Cloud SQL private IP access from the on-prem or Hetzner environment requires the GCP hub VPC to be peered with the Cloud SQL VPC (servicenetworking.googleapis.com). This is a prerequisite of org/gcp/wan-hub-network. Do not attempt Cloud SQL failover without confirming org/gcp/wan-hub-network state is ok and the google-managed-services-* peer is established.

Compatibility constraint

Cloud SQL PostgreSQL major version must match the on-prem Patroni cluster major version. Current baseline: PostgreSQL 15. Version upgrades to the on-prem cluster must trigger a Cloud SQL version review before the next DR drill.

4. Consequences

  • org/gcp/cloudsql-postgresql and org/gcp/pgbackrest-repo are required in every environment that participates in GCP DR. They must reach state ok before the DR blueprints can run.
  • Cloud SQL instances must be kept in a known, provisionable state between drills. Use skip_if_state_ok: true on the standby blueprint step so idle instances are not reprovisioned unnecessarily.
  • The on-prem pgBackRest stanza must archive to the GCS bucket continuously, not only during DR events. A break in WAL archiving invalidates the Cloud SQL restore path.
  • Application connection strings must use the HA proxy or a DNS name that can be repointed at cutover. Hard-coded on-prem IP addresses in application config block DR.
  • Failback (dr/postgresql-cloudsql-failback-onprem@v1) requires the on-prem Patroni cluster to be in a state that can accept a pgBackRest restore.
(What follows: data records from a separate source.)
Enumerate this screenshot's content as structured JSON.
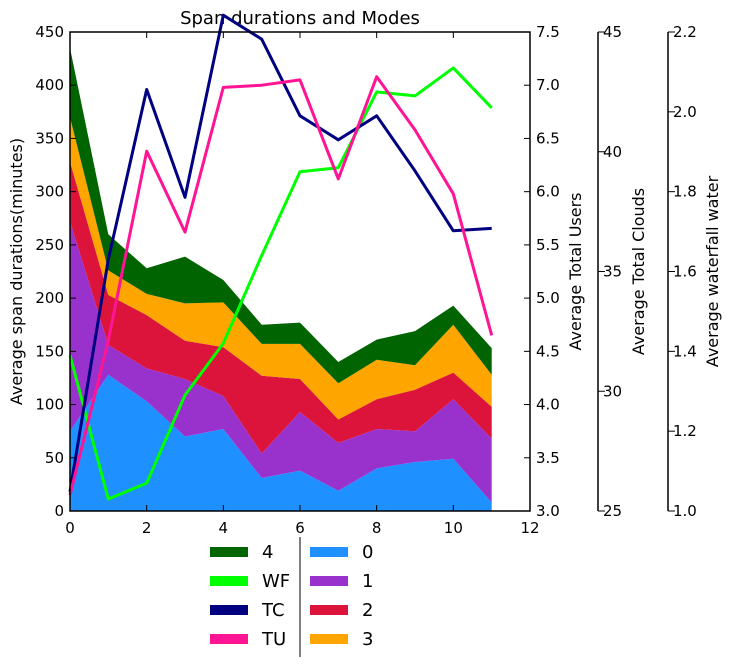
{
  "chart_data": {
    "type": "area",
    "title": "Span durations and Modes",
    "xlabel": "",
    "xlim": [
      0,
      12
    ],
    "xticks": [
      0,
      2,
      4,
      6,
      8,
      10,
      12
    ],
    "x": [
      0,
      1,
      2,
      3,
      4,
      5,
      6,
      7,
      8,
      9,
      10,
      11
    ],
    "grid": false,
    "legend_position": "bottom",
    "axes": [
      {
        "id": "y0",
        "label": "Average span durations(minutes)",
        "lim": [
          0,
          450
        ],
        "ticks": [
          0,
          50,
          100,
          150,
          200,
          250,
          300,
          350,
          400,
          450
        ]
      },
      {
        "id": "y1",
        "label": "Average Total Users",
        "lim": [
          3.0,
          7.5
        ],
        "ticks": [
          "3.0",
          "3.5",
          "4.0",
          "4.5",
          "5.0",
          "5.5",
          "6.0",
          "6.5",
          "7.0",
          "7.5"
        ]
      },
      {
        "id": "y2",
        "label": "Average Total Clouds",
        "lim": [
          25,
          45
        ],
        "ticks": [
          25,
          30,
          35,
          40,
          45
        ]
      },
      {
        "id": "y3",
        "label": "Average waterfall water",
        "lim": [
          1.0,
          2.2
        ],
        "ticks": [
          "1.0",
          "1.2",
          "1.4",
          "1.6",
          "1.8",
          "2.0",
          "2.2"
        ]
      }
    ],
    "stacked_series": [
      {
        "name": "0",
        "color": "#1e90ff",
        "values": [
          75,
          128,
          103,
          70,
          77,
          31,
          38,
          19,
          40,
          46,
          49,
          8
        ]
      },
      {
        "name": "1",
        "color": "#9932cc",
        "values": [
          197,
          28,
          31,
          54,
          31,
          23,
          55,
          45,
          37,
          29,
          56,
          60
        ]
      },
      {
        "name": "2",
        "color": "#dc143c",
        "values": [
          56,
          47,
          50,
          36,
          46,
          73,
          31,
          22,
          28,
          39,
          25,
          30
        ]
      },
      {
        "name": "3",
        "color": "#ffa500",
        "values": [
          42,
          23,
          20,
          35,
          42,
          30,
          33,
          34,
          37,
          23,
          45,
          30
        ]
      },
      {
        "name": "4",
        "color": "#006400",
        "values": [
          65,
          34,
          24,
          44,
          21,
          18,
          20,
          20,
          19,
          32,
          18,
          25
        ]
      }
    ],
    "line_series": [
      {
        "name": "WF",
        "color": "#00ff00",
        "axis": "y3",
        "values": [
          1.39,
          1.03,
          1.07,
          1.29,
          1.42,
          1.64,
          1.85,
          1.86,
          2.05,
          2.04,
          2.11,
          2.01
        ]
      },
      {
        "name": "TC",
        "color": "#000080",
        "axis": "y2",
        "values": [
          25.8,
          35.5,
          42.6,
          38.1,
          45.7,
          44.7,
          41.5,
          40.5,
          41.5,
          39.2,
          36.7,
          36.8
        ]
      },
      {
        "name": "TU",
        "color": "#ff1493",
        "axis": "y1",
        "values": [
          3.15,
          4.6,
          6.38,
          5.62,
          6.98,
          7.0,
          7.05,
          6.12,
          7.08,
          6.58,
          5.98,
          4.65
        ]
      }
    ],
    "legend": {
      "col1": [
        "4",
        "WF",
        "TC",
        "TU"
      ],
      "col2": [
        "0",
        "1",
        "2",
        "3"
      ]
    }
  }
}
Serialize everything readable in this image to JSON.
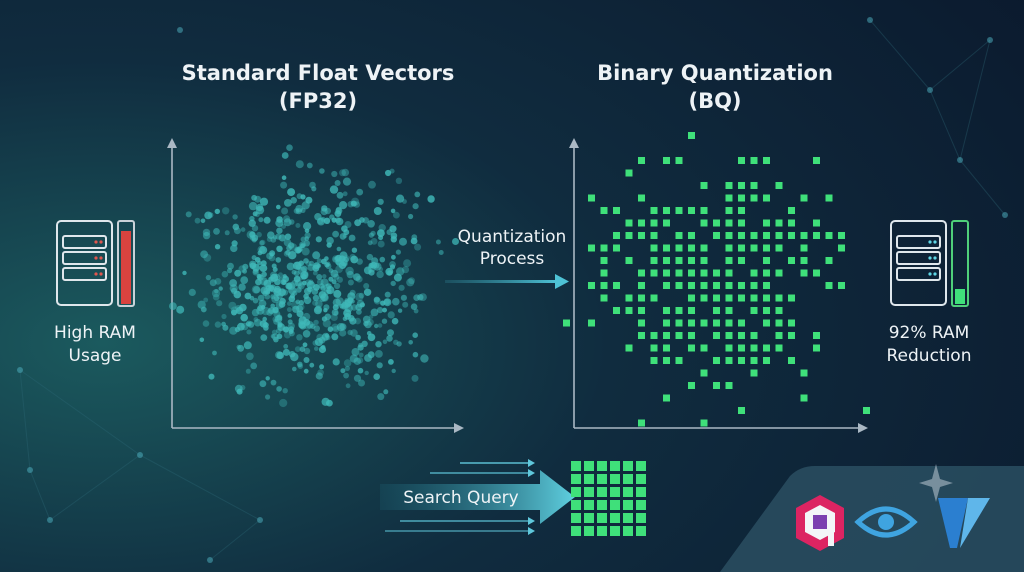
{
  "panels": [
    {
      "title": [
        "Standard Float Vectors",
        "(FP32)"
      ]
    },
    {
      "title": [
        "Binary Quantization",
        "(BQ)"
      ]
    }
  ],
  "process_label": [
    "Quantization",
    "Process"
  ],
  "left_server": {
    "label": [
      "High RAM",
      "Usage"
    ]
  },
  "right_server": {
    "label": [
      "92% RAM",
      "Reduction"
    ]
  },
  "query_label": "Search Query"
}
Confirm postgresql-ha state before initiating failback.

5. Implementation notes

Provisioning order within an environment:

  1. org/gcp/project-factory: GCP project.
  2. org/gcp/wan-hub-network: hub VPC with Cloud SQL VPC peering.
  3. org/gcp/pgbackrest-repo: GCS bucket for WAL archives.
  4. org/gcp/cloudsql-postgresql: Cloud SQL instance (private IP, PostgreSQL 15).
  5. platform/onprem/postgresql-ha-backup: on-prem stanza configured to archive to the GCS bucket above.

The cloudsql-external-replica assessment module runs as step 1 of the promote blueprint. It is not applied independently in normal operations.